Data on their website shows that since Fort Wayne enacted their Community Cat Program, both the total shelter intake and the euthanasia rates for cats have dropped by thousands in Fort Wayne. The program is helping to reduce the cat population drastically.

According to the The Humane Society of the United States, there are around 30 to 40 million community cats in the U.S. but only around 2 percent are spayed or neutered.
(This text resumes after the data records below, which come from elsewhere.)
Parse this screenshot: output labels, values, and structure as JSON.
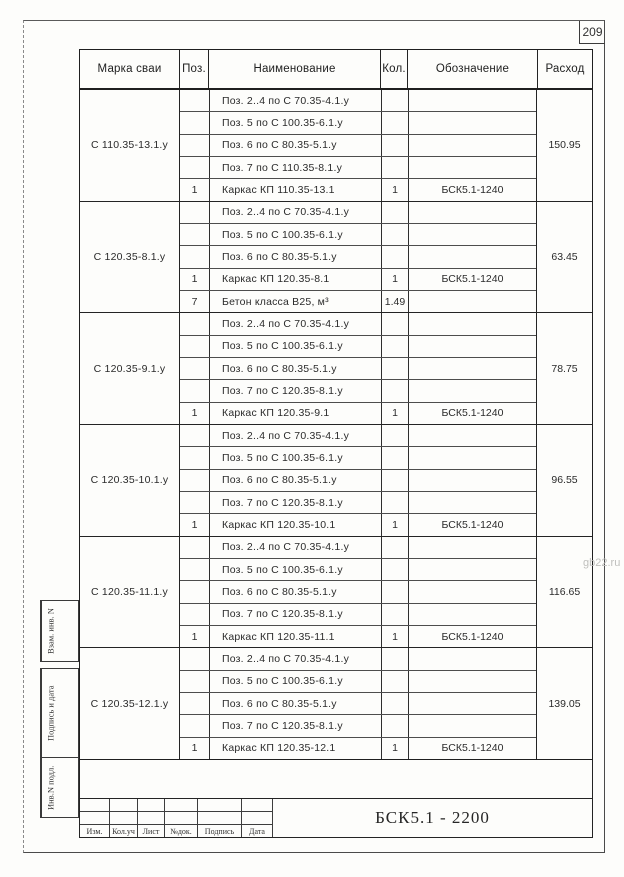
{
  "page": {
    "number": "209",
    "watermark": "gb22.ru"
  },
  "table": {
    "headers": {
      "marka": "Марка сваи",
      "poz": "Поз.",
      "name": "Наименование",
      "kol": "Кол.",
      "oboz": "Обозначение",
      "rashod": "Расход"
    },
    "groups": [
      {
        "marka": "С 110.35-13.1.у",
        "rashod": "150.95",
        "rows": [
          {
            "poz": "",
            "name": "Поз. 2..4 по С 70.35-4.1.у",
            "kol": "",
            "oboz": ""
          },
          {
            "poz": "",
            "name": "Поз. 5 по С 100.35-6.1.у",
            "kol": "",
            "oboz": ""
          },
          {
            "poz": "",
            "name": "Поз. 6 по С 80.35-5.1.у",
            "kol": "",
            "oboz": ""
          },
          {
            "poz": "",
            "name": "Поз. 7 по С 110.35-8.1.у",
            "kol": "",
            "oboz": ""
          },
          {
            "poz": "1",
            "name": "Каркас КП 110.35-13.1",
            "kol": "1",
            "oboz": "БСК5.1-1240"
          }
        ]
      },
      {
        "marka": "С 120.35-8.1.у",
        "rashod": "63.45",
        "rows": [
          {
            "poz": "",
            "name": "Поз. 2..4 по С 70.35-4.1.у",
            "kol": "",
            "oboz": ""
          },
          {
            "poz": "",
            "name": "Поз. 5 по С 100.35-6.1.у",
            "kol": "",
            "oboz": ""
          },
          {
            "poz": "",
            "name": "Поз. 6 по С 80.35-5.1.у",
            "kol": "",
            "oboz": ""
          },
          {
            "poz": "1",
            "name": "Каркас КП 120.35-8.1",
            "kol": "1",
            "oboz": "БСК5.1-1240"
          },
          {
            "poz": "7",
            "name": "Бетон класса В25, м³",
            "kol": "1.49",
            "oboz": ""
          }
        ]
      },
      {
        "marka": "С 120.35-9.1.у",
        "rashod": "78.75",
        "rows": [
          {
            "poz": "",
            "name": "Поз. 2..4 по С 70.35-4.1.у",
            "kol": "",
            "oboz": ""
          },
          {
            "poz": "",
            "name": "Поз. 5 по С 100.35-6.1.у",
            "kol": "",
            "oboz": ""
          },
          {
            "poz": "",
            "name": "Поз. 6 по С 80.35-5.1.у",
            "kol": "",
            "oboz": ""
          },
          {
            "poz": "",
            "name": "Поз. 7 по С 120.35-8.1.у",
            "kol": "",
            "oboz": ""
          },
          {
            "poz": "1",
            "name": "Каркас КП 120.35-9.1",
            "kol": "1",
            "oboz": "БСК5.1-1240"
          }
        ]
      },
      {
        "marka": "С 120.35-10.1.у",
        "rashod": "96.55",
        "rows": [
          {
            "poz": "",
            "name": "Поз. 2..4 по С 70.35-4.1.у",
            "kol": "",
            "oboz": ""
          },
          {
            "poz": "",
            "name": "Поз. 5 по С 100.35-6.1.у",
            "kol": "",
            "oboz": ""
          },
          {
            "poz": "",
            "name": "Поз. 6 по С 80.35-5.1.у",
            "kol": "",
            "oboz": ""
          },
          {
            "poz": "",
            "name": "Поз. 7 по С 120.35-8.1.у",
            "kol": "",
            "oboz": ""
          },
          {
            "poz": "1",
            "name": "Каркас КП 120.35-10.1",
            "kol": "1",
            "oboz": "БСК5.1-1240"
          }
        ]
      },
      {
        "marka": "С 120.35-11.1.у",
        "rashod": "116.65",
        "rows": [
          {
            "poz": "",
            "name": "Поз. 2..4 по С 70.35-4.1.у",
            "kol": "",
            "oboz": ""
          },
          {
            "poz": "",
            "name": "Поз. 5 по С 100.35-6.1.у",
            "kol": "",
            "oboz": ""
          },
          {
            "poz": "",
            "name": "Поз. 6 по С 80.35-5.1.у",
            "kol": "",
            "oboz": ""
          },
          {
            "poz": "",
            "name": "Поз. 7 по С 120.35-8.1.у",
            "kol": "",
            "oboz": ""
          },
          {
            "poz": "1",
            "name": "Каркас КП 120.35-11.1",
            "kol": "1",
            "oboz": "БСК5.1-1240"
          }
        ]
      },
      {
        "marka": "С 120.35-12.1.у",
        "rashod": "139.05",
        "rows": [
          {
            "poz": "",
            "name": "Поз. 2..4 по С 70.35-4.1.у",
            "kol": "",
            "oboz": ""
          },
          {
            "poz": "",
            "name": "Поз. 5 по С 100.35-6.1.у",
            "kol": "",
            "oboz": ""
          },
          {
            "poz": "",
            "name": "Поз. 6 по С 80.35-5.1.у",
            "kol": "",
            "oboz": ""
          },
          {
            "poz": "",
            "name": "Поз. 7 по С 120.35-8.1.у",
            "kol": "",
            "oboz": ""
          },
          {
            "poz": "1",
            "name": "Каркас КП 120.35-12.1",
            "kol": "1",
            "oboz": "БСК5.1-1240"
          }
        ]
      }
    ]
  },
  "title_block": {
    "doc_number": "БСК5.1 - 2200",
    "rev_labels": [
      "Изм.",
      "Кол.уч",
      "Лист",
      "№док.",
      "Подпись",
      "Дата"
    ]
  },
  "side_labels": [
    "Взам. инв. N",
    "Подпись и дата",
    "Инв.N подл."
  ]
}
Around 80 percent of new cats born each year are born to community cats.

While I know some people will feel that it is not their responsibility to spay or neuter an animal they do not own, this “issue” will not stop until everyone works together.

While we may not have a Community Cat Program like Fort Wayne has, locally there are several very cost effective options to have feral cats sterilized. Sterilizing that one cat will likely prevent you years of more cats to complain about.

Be part of the solution and have your own pets spayed or neutered to prevent “accidental” babies and if you have community cats in your neighborhood, consider having them sterilized and released so that they will not continue to have unwanted litters. This is a very easy fix to reduce unwanted cats lingering about your yard.